O estilista abriu a apresentação lembrando que o Brasil é o país onde mais ocorrem assassinatos de travestis e transexuais em todo o mundo, segundo um relatório da ONG internacional Transgender Europe. "Estamos em tempos de guerra. Nós não precisamos mais de roupas. A moda precisa começar a dialogar em outras frentes."
Valentina Sampaio, que é trans e desponta como a top queridinha da estação, era a única modelo profissional. O resto do casting foi selecionado pelo Instagram. "Foi emocionante, até chorei. Nunca vi uma manifestação assim em desfiles de moda. Ronaldo realmente vai além", disse a consultora de moda Costanza Pascolato.
Ao levantar a bandeira do transgênero e convocar travestis e mulheres que passaram por cirurgia de mudança de sexo para seu desfile, Fraga não apenas fez uma moda de protesto como deu vida e personalidade às roupas. "Não é o vestido que valoriza o corpo, é o corpo que valoriza o vestido.

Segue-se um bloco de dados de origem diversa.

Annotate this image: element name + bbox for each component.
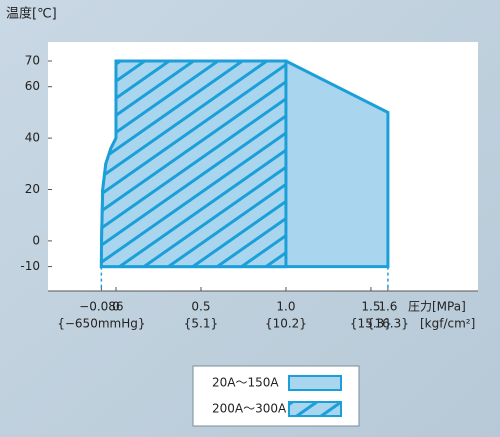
- x-tick-label: 1.0: [276, 300, 295, 314]
- x-tick-sublabel: {5.1}: [184, 317, 218, 331]
- legend-swatch: [288, 401, 342, 417]
- y-tick-label: -10: [20, 259, 40, 273]
- x-tick-label: 1.5: [361, 300, 380, 314]
- x-axis-label: 圧力[MPa]: [408, 300, 466, 314]
- y-tick-label: 70: [25, 54, 40, 68]
- x-tick-label: 0: [112, 300, 120, 314]
- x-tick-sublabel: {−650mmHg}: [57, 317, 145, 331]
- y-tick-label: 0: [32, 233, 40, 247]
- x-tick-sublabel: {10.2}: [265, 317, 307, 331]
- y-tick-label: 60: [25, 79, 40, 93]
- region: [99, 59, 288, 269]
- x-tick-label: −0.086: [79, 300, 123, 314]
- y-tick-label: 40: [25, 131, 40, 145]
- legend-swatch: [288, 375, 342, 391]
- y-axis-label: 温度[℃]: [6, 6, 57, 22]
- x-tick-sublabel: {16.3}: [367, 317, 409, 331]
- x-tick-label: 1.6: [378, 300, 397, 314]
- x-tick-sublabel: {15.3}: [350, 317, 392, 331]
- legend-label: 20A～150A: [212, 376, 279, 390]
- y-tick-label: 20: [25, 182, 40, 196]
- x-tick-label: 0.5: [191, 300, 210, 314]
- legend-label: 200A～300A: [212, 402, 287, 416]
- x-axis-label-unit: [kgf/cm²]: [420, 317, 475, 331]
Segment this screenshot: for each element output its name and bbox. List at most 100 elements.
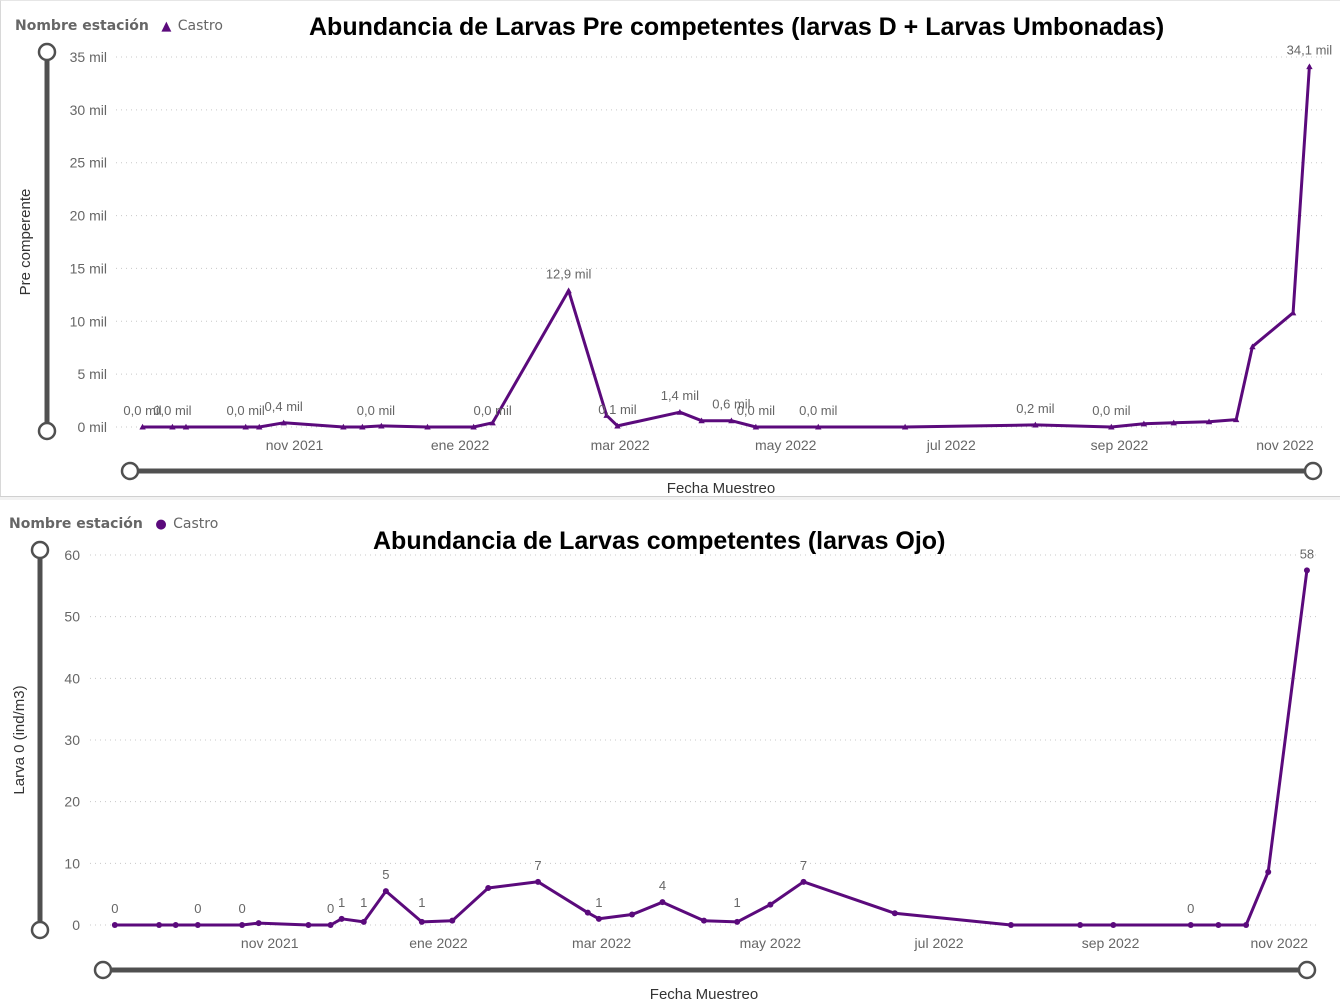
data-point[interactable] [1108, 423, 1115, 430]
data-point[interactable] [424, 423, 431, 430]
data-point[interactable] [418, 918, 425, 925]
data-point[interactable] [1289, 309, 1297, 316]
data-point[interactable] [382, 888, 389, 895]
x-tick-label: may 2022 [755, 437, 817, 453]
x-range-slider-handle-right[interactable] [1297, 960, 1317, 980]
y-tick-label: 30 mil [70, 102, 107, 118]
y-tick-label: 0 mil [77, 419, 107, 435]
legend-item-castro[interactable]: Castro [177, 18, 223, 34]
data-point[interactable] [1303, 567, 1310, 574]
x-tick-label: mar 2022 [591, 437, 650, 453]
data-point[interactable] [800, 878, 807, 885]
data-point[interactable] [700, 917, 707, 924]
x-tick-label: ene 2022 [409, 935, 468, 951]
data-point[interactable] [256, 423, 263, 430]
data-point[interactable] [470, 423, 477, 430]
data-label: 58 [1300, 546, 1314, 561]
data-point[interactable] [327, 922, 334, 928]
data-point[interactable] [815, 423, 822, 430]
y-range-slider-handle-bottom[interactable] [37, 421, 57, 441]
data-point[interactable] [767, 901, 774, 908]
data-point[interactable] [659, 899, 666, 906]
data-point[interactable] [584, 909, 591, 916]
data-point[interactable] [378, 422, 385, 429]
data-point[interactable] [1140, 420, 1148, 427]
data-point[interactable] [239, 922, 246, 928]
data-point[interactable] [1249, 343, 1256, 350]
data-point[interactable] [156, 922, 163, 928]
legend-marker-icon: ● [155, 517, 167, 532]
data-point[interactable] [752, 423, 760, 430]
data-point[interactable] [535, 878, 542, 885]
x-axis-title: Fecha Muestreo [667, 480, 775, 497]
data-label: 7 [534, 858, 541, 873]
data-point[interactable] [111, 922, 118, 928]
data-point[interactable] [595, 915, 602, 922]
data-point[interactable] [139, 423, 146, 430]
x-tick-label: mar 2022 [572, 935, 631, 951]
data-point[interactable] [1007, 922, 1014, 928]
y-tick-label: 25 mil [70, 155, 107, 171]
data-point[interactable] [242, 423, 249, 430]
data-point[interactable] [1077, 922, 1084, 928]
data-point[interactable] [698, 417, 705, 424]
data-label: 0,0 mil [123, 403, 161, 418]
y-range-slider-handle-bottom[interactable] [30, 920, 50, 940]
chart-panel-competentes: Nombre estación ● Castro Abundancia de L… [0, 500, 1340, 1005]
data-point[interactable] [182, 423, 190, 430]
data-point[interactable] [1215, 922, 1222, 928]
data-point[interactable] [169, 423, 176, 430]
x-tick-label: nov 2022 [1250, 935, 1308, 951]
data-point[interactable] [1187, 922, 1194, 928]
data-point[interactable] [676, 409, 684, 415]
y-tick-label: 20 mil [70, 208, 107, 224]
data-point[interactable] [614, 422, 621, 429]
data-point[interactable] [1110, 922, 1117, 928]
data-point[interactable] [728, 417, 735, 424]
data-point[interactable] [734, 918, 741, 925]
data-label: 0,0 mil [737, 403, 775, 418]
data-point[interactable] [340, 423, 347, 430]
data-point[interactable] [1306, 63, 1313, 70]
data-point[interactable] [603, 412, 610, 418]
data-point[interactable] [305, 922, 312, 928]
data-point[interactable] [280, 419, 287, 426]
data-label: 0 [1187, 901, 1194, 916]
x-tick-label: nov 2022 [1256, 437, 1314, 453]
y-tick-label: 60 [64, 547, 80, 563]
data-point[interactable] [485, 885, 492, 891]
data-point[interactable] [1265, 868, 1272, 875]
data-point[interactable] [901, 423, 909, 430]
data-label: 0,0 mil [473, 403, 511, 418]
data-point[interactable] [1205, 418, 1213, 425]
data-point[interactable] [489, 419, 496, 426]
data-point[interactable] [565, 287, 572, 294]
y-range-slider-handle-top[interactable] [37, 42, 57, 62]
data-point[interactable] [1170, 419, 1177, 426]
data-label: 1 [595, 895, 602, 910]
y-tick-label: 40 [64, 670, 80, 686]
data-point[interactable] [255, 920, 262, 927]
legend: Nombre estación ▲ Castro [15, 18, 223, 34]
x-range-slider-handle-left[interactable] [120, 461, 140, 481]
data-point[interactable] [360, 918, 367, 925]
y-tick-label: 35 mil [70, 49, 107, 65]
data-point[interactable] [338, 915, 345, 922]
x-range-slider-handle-right[interactable] [1303, 461, 1323, 481]
data-point[interactable] [1232, 416, 1240, 423]
data-point[interactable] [194, 922, 201, 928]
data-point[interactable] [1032, 421, 1039, 428]
data-label: 1,4 mil [661, 388, 699, 403]
data-point[interactable] [449, 917, 456, 924]
data-point[interactable] [172, 922, 179, 928]
data-point[interactable] [359, 423, 366, 430]
data-point[interactable] [1243, 922, 1250, 928]
y-range-slider-handle-top[interactable] [30, 540, 50, 560]
data-label: 0 [194, 901, 201, 916]
data-point[interactable] [629, 911, 636, 918]
data-label: 1 [734, 895, 741, 910]
y-tick-label: 20 [64, 794, 80, 810]
x-range-slider-handle-left[interactable] [93, 960, 113, 980]
legend-item-castro[interactable]: Castro [173, 516, 219, 532]
data-point[interactable] [891, 910, 898, 917]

Se antes ele caía solto, agora ele ganha bundas e peitos que eu não desenhei", diz. "Isso é maravilhoso."
No momento em que até a roupa ganha leitura politizada (um suéter de cashmere vira símbolo de preferência política em uma eleição e usar vermelho torna-se sinônimo de orientação partidária), as passarelas refletem o engajamento visto nas redes sociais e na vida real também. E a moda ganha espaço pegando carona na relevância dessas discussões, vide Emicida com movimento negro no desfile da marca LAB e agora Ronaldo Fraga com o transativismo. "A questão agora é saber até que ponto essa movimentação é genuína e duradoura e até onde isso é só um modismo dessa estação, que reverbera nas redes sociais", diz Sergio Amaral, diretor de redação da revista L?Officiel Hommes.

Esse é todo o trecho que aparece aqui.